About this Tutorial
A tutorial based on the techniques from Art of Action by Stephen Bungay, as taught and applied at Skyscanner, an agile organisation of aligned and autonomous squads made up of over 1000 people in 11 offices in 6 timezones.
Leading at scale is hard, really hard. Mainly because reality and human endeavour get in the way; it's hard to create great plans with partial information, then getting dozens or hundreds of people to turn those plans into the right actions is harder, then their actions don't produce the expected results. This is not a new problem - in fact, it's a monumentally old one.
Thankfully, there are some tried and tested solutions too. In this tutorial we'll examine the environment that produces these effects. We'll look specifically at what military leaders have been doing for centuries to counter them, as we explore a long-kept secret; the Prussian military solved agile at scale 200 years ago - they had to.

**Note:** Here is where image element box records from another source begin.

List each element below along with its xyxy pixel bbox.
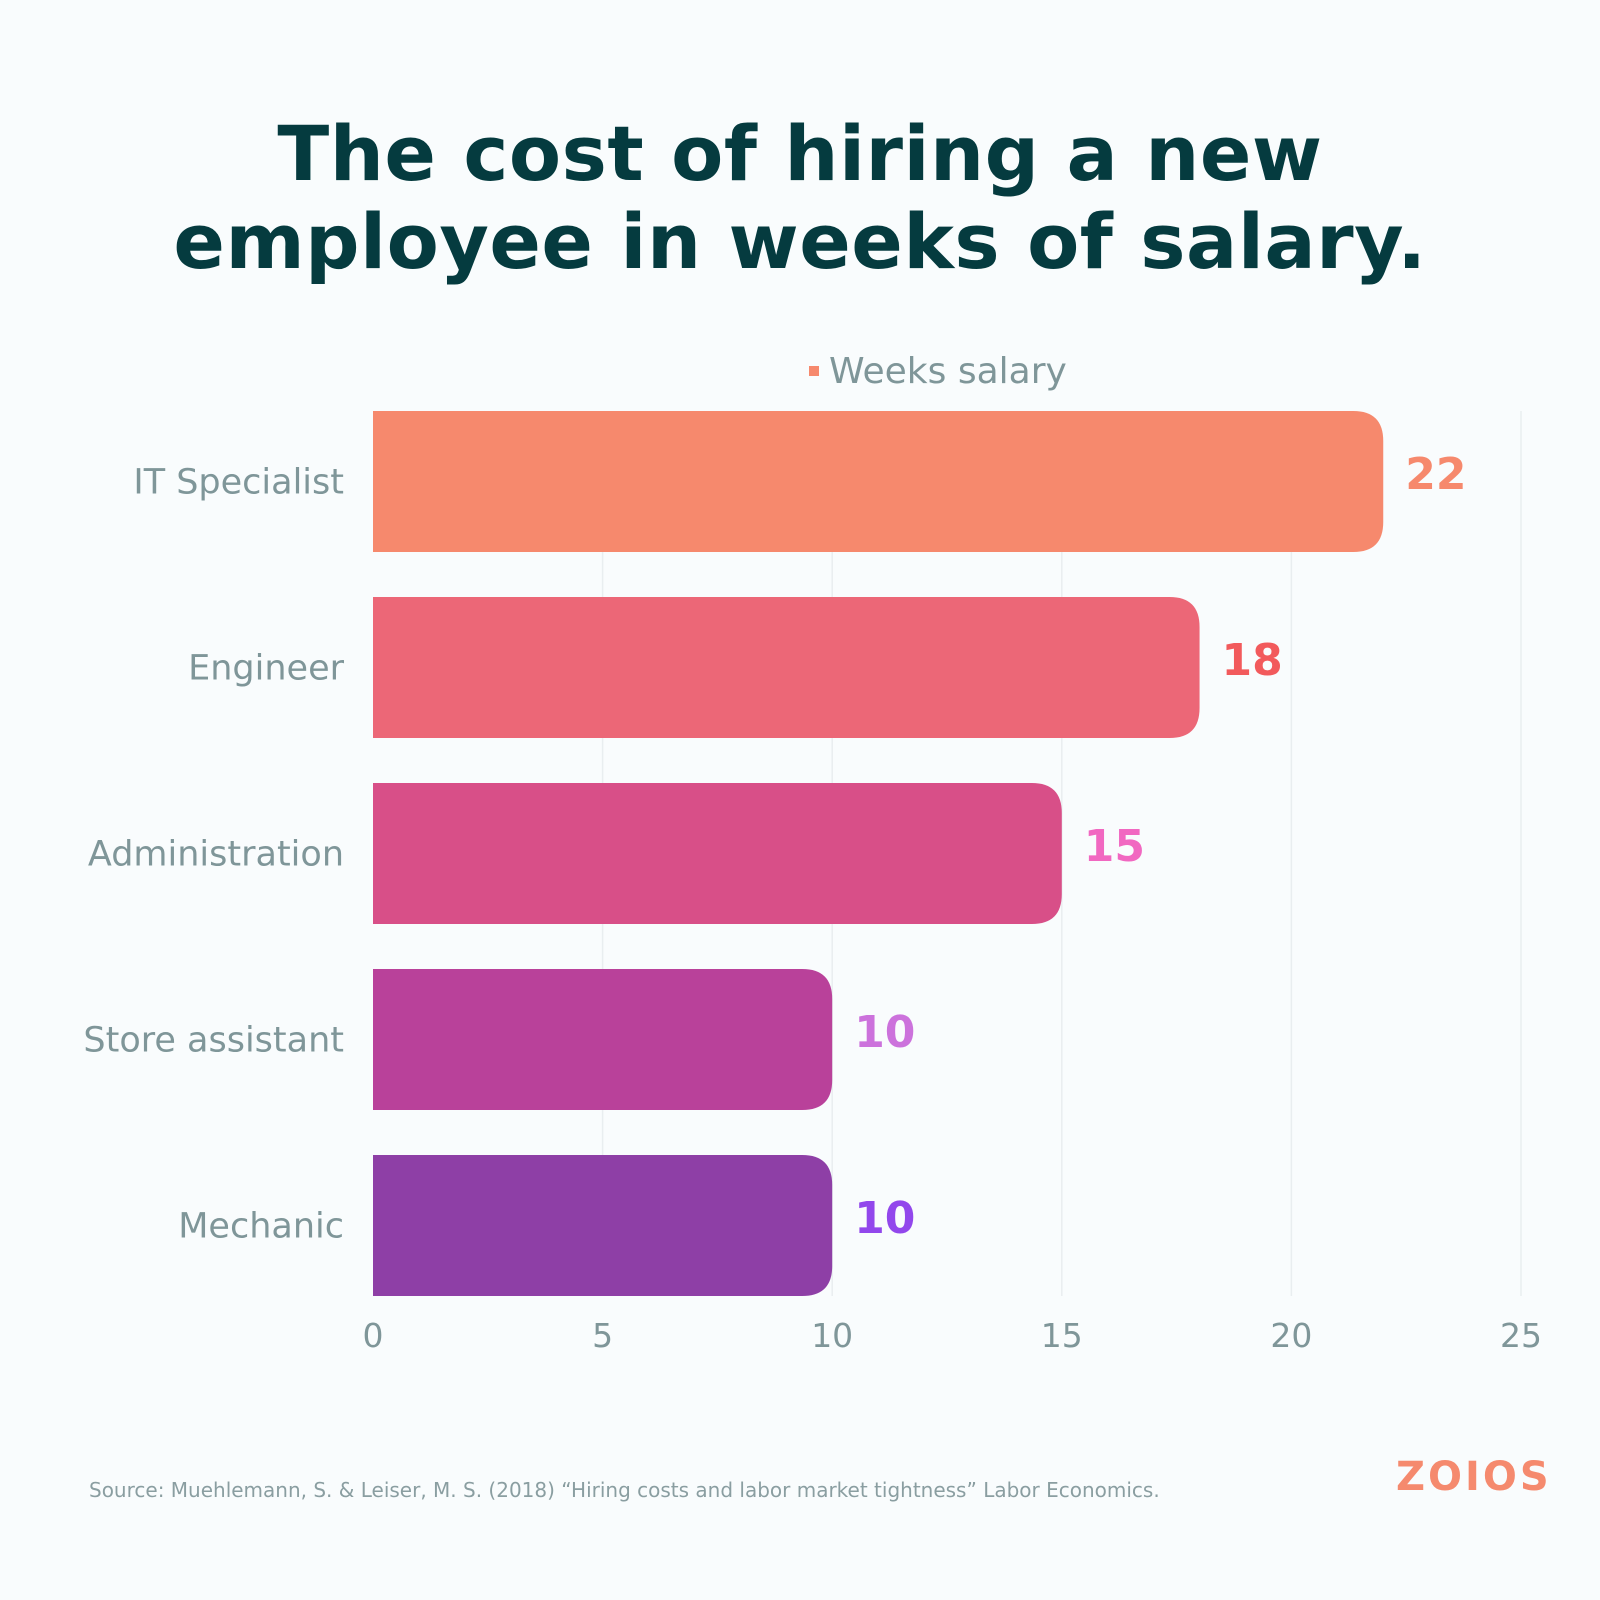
x-tick-label: 15	[1041, 1316, 1083, 1355]
chart-title: The cost of hiring a new employee in wee…	[0, 110, 1600, 286]
category-label: Engineer	[188, 649, 344, 689]
value-label: 18	[1222, 635, 1283, 686]
x-tick-label: 25	[1500, 1316, 1542, 1355]
source-note: Source: Muehlemann, S. & Leiser, M. S. (…	[89, 1478, 1160, 1502]
x-tick-label: 10	[811, 1316, 853, 1355]
x-tick-label: 5	[592, 1316, 613, 1355]
bar-it-specialist	[373, 411, 1384, 552]
x-tick-label: 0	[363, 1316, 384, 1355]
x-tick-label: 20	[1270, 1316, 1312, 1355]
legend-swatch	[809, 366, 819, 376]
chart-title-line-2: employee in weeks of salary.	[173, 197, 1427, 286]
category-label: Mechanic	[178, 1207, 344, 1247]
category-label: Administration	[88, 835, 344, 875]
value-label: 15	[1084, 821, 1145, 872]
zoios-logo: ZOIOS	[1396, 1454, 1552, 1500]
bar-engineer	[373, 597, 1200, 738]
bar-mechanic	[373, 1155, 833, 1296]
legend-label: Weeks salary	[829, 351, 1067, 392]
value-label: 10	[854, 1193, 915, 1244]
category-label: IT Specialist	[133, 463, 344, 503]
category-label: Store assistant	[83, 1021, 344, 1061]
bar-store-assistant	[373, 969, 833, 1110]
bar-administration	[373, 783, 1062, 924]
value-label: 10	[854, 1007, 915, 1058]
chart-title-line-1: The cost of hiring a new	[277, 109, 1323, 198]
value-label: 22	[1405, 449, 1466, 500]
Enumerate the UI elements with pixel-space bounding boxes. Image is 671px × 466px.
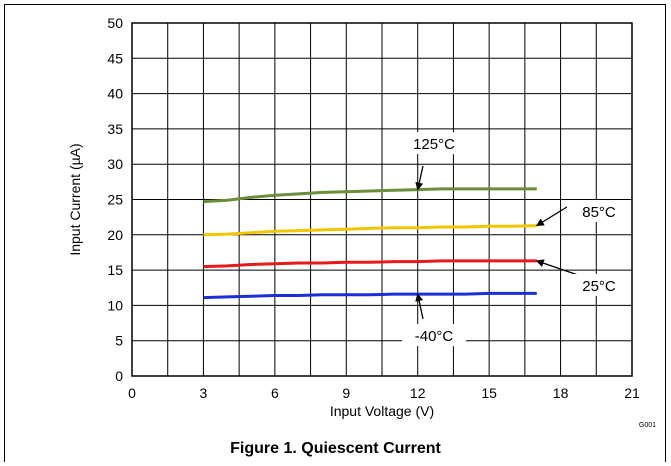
callout-label-background	[402, 324, 466, 346]
x-tick-label: 21	[624, 385, 640, 401]
x-tick-label: 12	[410, 385, 426, 401]
callout-label: 125°C	[413, 136, 455, 153]
callout-arrow	[535, 259, 579, 276]
x-tick-label: 18	[553, 385, 569, 401]
y-tick-label: 5	[115, 333, 123, 349]
callout-label: 85°C	[582, 204, 616, 221]
series-line	[203, 259, 537, 269]
y-tick-label: 10	[107, 297, 123, 313]
x-tick-label: 0	[128, 385, 136, 401]
callout-label: 25°C	[582, 278, 616, 295]
y-tick-label: 30	[107, 156, 123, 172]
series-line	[203, 187, 537, 204]
y-tick-label: 15	[107, 262, 123, 278]
callout-arrow	[415, 165, 424, 191]
quiescent-current-chart: 125°C 85°C 25°C -40°C 0 3 6 9 12 15 18 21 0 5 10 15 20 2…	[67, 15, 656, 429]
x-tick-label: 9	[342, 385, 350, 401]
y-tick-label: 45	[107, 50, 123, 66]
y-tick-label: 20	[107, 227, 123, 243]
y-tick-label: 35	[107, 121, 123, 137]
x-tick-label: 6	[271, 385, 279, 401]
series-line	[203, 291, 537, 300]
y-tick-label: 50	[107, 15, 123, 31]
x-tick-label: 15	[481, 385, 497, 401]
grid	[131, 22, 633, 377]
annotations: 125°C 85°C 25°C -40°C	[402, 132, 631, 346]
x-tick-label: 3	[200, 385, 208, 401]
callout-label-background	[402, 132, 466, 154]
callout-label: -40°C	[415, 328, 454, 345]
plot-area-border	[131, 22, 633, 377]
y-axis-label: Input Current (µA)	[67, 143, 83, 255]
callout-label-background	[567, 274, 631, 296]
y-tick-label: 25	[107, 192, 123, 208]
y-tick-label: 0	[115, 368, 123, 384]
tick-labels: 0 3 6 9 12 15 18 21 0 5 10 15 20 25 30 35 40 45 50	[107, 15, 640, 401]
figure-frame	[4, 4, 666, 462]
series-lines	[203, 187, 537, 300]
series-line	[203, 224, 537, 237]
callout-arrow	[415, 293, 424, 320]
figure-caption: Figure 1. Quiescent Current	[230, 440, 441, 457]
graph-id-label: G001	[639, 422, 656, 429]
callout-label-background	[567, 200, 631, 222]
x-axis-label: Input Voltage (V)	[330, 403, 434, 419]
y-tick-label: 40	[107, 86, 123, 102]
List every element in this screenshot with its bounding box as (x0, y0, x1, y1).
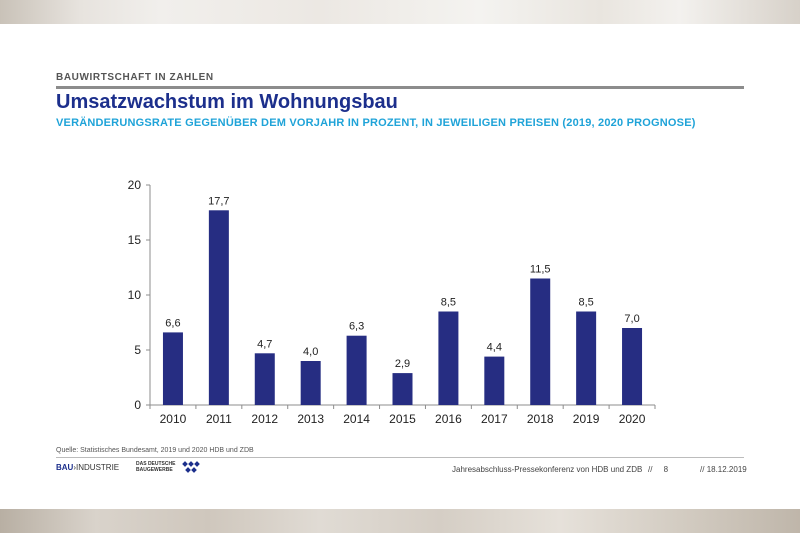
logo-arrow-icon: › (73, 463, 77, 472)
x-tick-label: 2019 (573, 412, 600, 426)
data-label: 4,7 (257, 338, 272, 350)
bar (300, 361, 321, 405)
page-number-block: // 8 (648, 465, 668, 474)
data-label: 7,0 (624, 313, 639, 325)
bar (530, 278, 551, 405)
logo-industrie-text: INDUSTRIE (76, 463, 120, 472)
data-label: 17,7 (208, 195, 229, 207)
bar-chart: 0 5 10 15 20 6,6 2010 17,7 2011 4,7 2012 4,0 2013 6,3… (128, 178, 656, 426)
y-tick-label: 20 (128, 178, 142, 192)
top-background-strip (0, 0, 800, 24)
footer-rule (56, 457, 744, 458)
bauindustrie-logo: BAU›INDUSTRIE (56, 463, 119, 472)
data-label: 8,5 (578, 297, 593, 309)
y-tick-label: 15 (128, 233, 142, 247)
x-tick-label: 2017 (481, 412, 508, 426)
x-tick-label: 2012 (251, 412, 278, 426)
page-number: 8 (663, 465, 669, 474)
bar (622, 328, 643, 405)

Based on the seminal Art of Action by Stephen Bungay, this interactive session will take you through the material and look at how to apply it to your organisation. The rest will be up to you!
This tutorial is aimed at leaders at all levels. By the end, you will be able to:
*Please note: this session runs 10 minutes into lunch, finishing at 12:45.
- identify instances of the 3 gaps causing plans to fail
- apply tested principles to bridging those gaps
- deploy strategy via a briefing and back briefing in line with these principles
- empower people to perform using all their unique creative skills
About the Speakers
Laz Allen is an agile coach at Skyscanner. He started out running a start-up, where he discovered agile and scrum from Henrik Kniberg's seminal Scrum in the Trenches. The smallest of budgets and shortest of timescales gave Laz a passion for seeking effectiveness and focus.
At Skyscanner he has a wide remit, working with many squads across the company's tribes and offices to drive that effectiveness and focus. With Jason and Charlie, he led the adoption of Directed Opportunism and applied it with sucess.
Outside of work, he's figuring out how best to introduce his two small boys to WIP limits.
Charlie is a principal engineer at Skyscanner who has concluded that he serves the organisation better by helping others to work effectively rather than by writing code himself.
He currently leads 3 squads working on Skyscanner's Direct Booking product, trying to apply the behaviours and methods of Directed Opportunism. He wants Skyscanner to work as a collection of autonomous units aligned on goals, which is why he co-authored and delivered the Leadership at Scale course to most of the company’s leaders - including the CEO, and most people in leadership roles.
In another life he is a father of 2, Pilates instructor, cyclist and international yacht skipper. He is unaccustomed to writing about himself in the 3rd person.